Benefits of System Dynamics
System dynamics models are powerful tools to help understand and leverage the feedback interrelationships of complex management systems. The models offer an operational methodology to support decision-making. Managers can use the models to test "what-if?" scenarios and explore what might have happened - or what could happen - under a variety of different past and future assumptions and across alternative decision choices.
From among many alternative simulation outcomes, it is then possible to choose those strategies that meet the established program objectives at the lowest cost. Models help to quantify cost and performance tradeoffs so that subsequent decision-making is based on more complete and accurate information. Models also help management explore the reasons why long-term costs rise or fall in response to alternative assumptions and policies.
Further, all system dynamics models utilize the same graphic language and hierarchical organization, creating a universal, highly intelligible language for exploring system behavior. Simple diagrams, and their underlying mathematical expressions, greatly facilitate communication. This common language removes many of the ambiguities that plague conventional decision analysis techniques and overcomes the “black box” phenomenon of traditional econometric models.

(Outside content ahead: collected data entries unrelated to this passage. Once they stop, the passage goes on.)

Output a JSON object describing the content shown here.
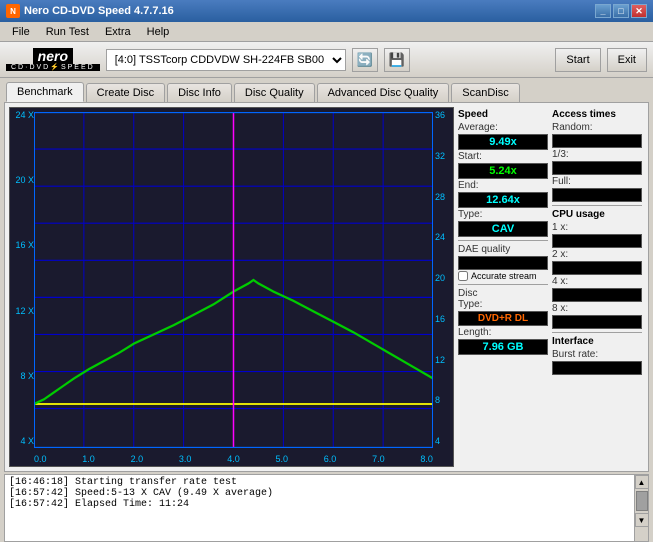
{
  "window": {
    "title": "Nero CD-DVD Speed 4.7.7.16"
  },
  "menu": {
    "items": [
      "File",
      "Run Test",
      "Extra",
      "Help"
    ]
  },
  "toolbar": {
    "drive_value": "[4:0]  TSSTcorp CDDVDW SH-224FB SB00",
    "start_label": "Start",
    "exit_label": "Exit"
  },
  "tabs": [
    {
      "label": "Benchmark",
      "active": true
    },
    {
      "label": "Create Disc",
      "active": false
    },
    {
      "label": "Disc Info",
      "active": false
    },
    {
      "label": "Disc Quality",
      "active": false
    },
    {
      "label": "Advanced Disc Quality",
      "active": false
    },
    {
      "label": "ScanDisc",
      "active": false
    }
  ],
  "speed_panel": {
    "header": "Speed",
    "average_label": "Average:",
    "average_value": "9.49x",
    "start_label": "Start:",
    "start_value": "5.24x",
    "end_label": "End:",
    "end_value": "12.64x",
    "type_label": "Type:",
    "type_value": "CAV"
  },
  "dae_panel": {
    "header": "DAE quality",
    "value": "",
    "accurate_stream_label": "Accurate stream"
  },
  "disc_panel": {
    "header": "Disc",
    "type_label": "Type:",
    "type_value": "DVD+R DL",
    "length_label": "Length:",
    "length_value": "7.96 GB"
  },
  "access_panel": {
    "header": "Access times",
    "random_label": "Random:",
    "random_value": "",
    "onethird_label": "1/3:",
    "onethird_value": "",
    "full_label": "Full:",
    "full_value": ""
  },
  "cpu_panel": {
    "header": "CPU usage",
    "one_label": "1 x:",
    "one_value": "",
    "two_label": "2 x:",
    "two_value": "",
    "four_label": "4 x:",
    "four_value": "",
    "eight_label": "8 x:",
    "eight_value": ""
  },
  "interface_panel": {
    "header": "Interface",
    "burst_label": "Burst rate:",
    "burst_value": ""
  },
  "chart": {
    "left_labels": [
      "24 X",
      "20 X",
      "16 X",
      "12 X",
      "8 X",
      "4 X"
    ],
    "right_labels": [
      "36",
      "32",
      "28",
      "24",
      "20",
      "16",
      "12",
      "8",
      "4"
    ],
    "bottom_labels": [
      "0.0",
      "1.0",
      "2.0",
      "3.0",
      "4.0",
      "5.0",
      "6.0",
      "7.0",
      "8.0"
    ]
  },
  "log": {
    "lines": [
      "[16:46:18] Starting transfer rate test",
      "[16:57:42] Speed:5-13 X CAV (9.49 X average)",
      "[16:57:42] Elapsed Time: 11:24"
    ]
  }
}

System dynamics can fundamentally improve the effectiveness of management decision-making and integrate all elements of management processes. What were once believed to be isolated management problems suddenly become interrelated pieces of a much larger puzzle. While system dynamics models will never substitute for practical management experience, models help to capture and structure that experience, and extend decision support throughout an organization.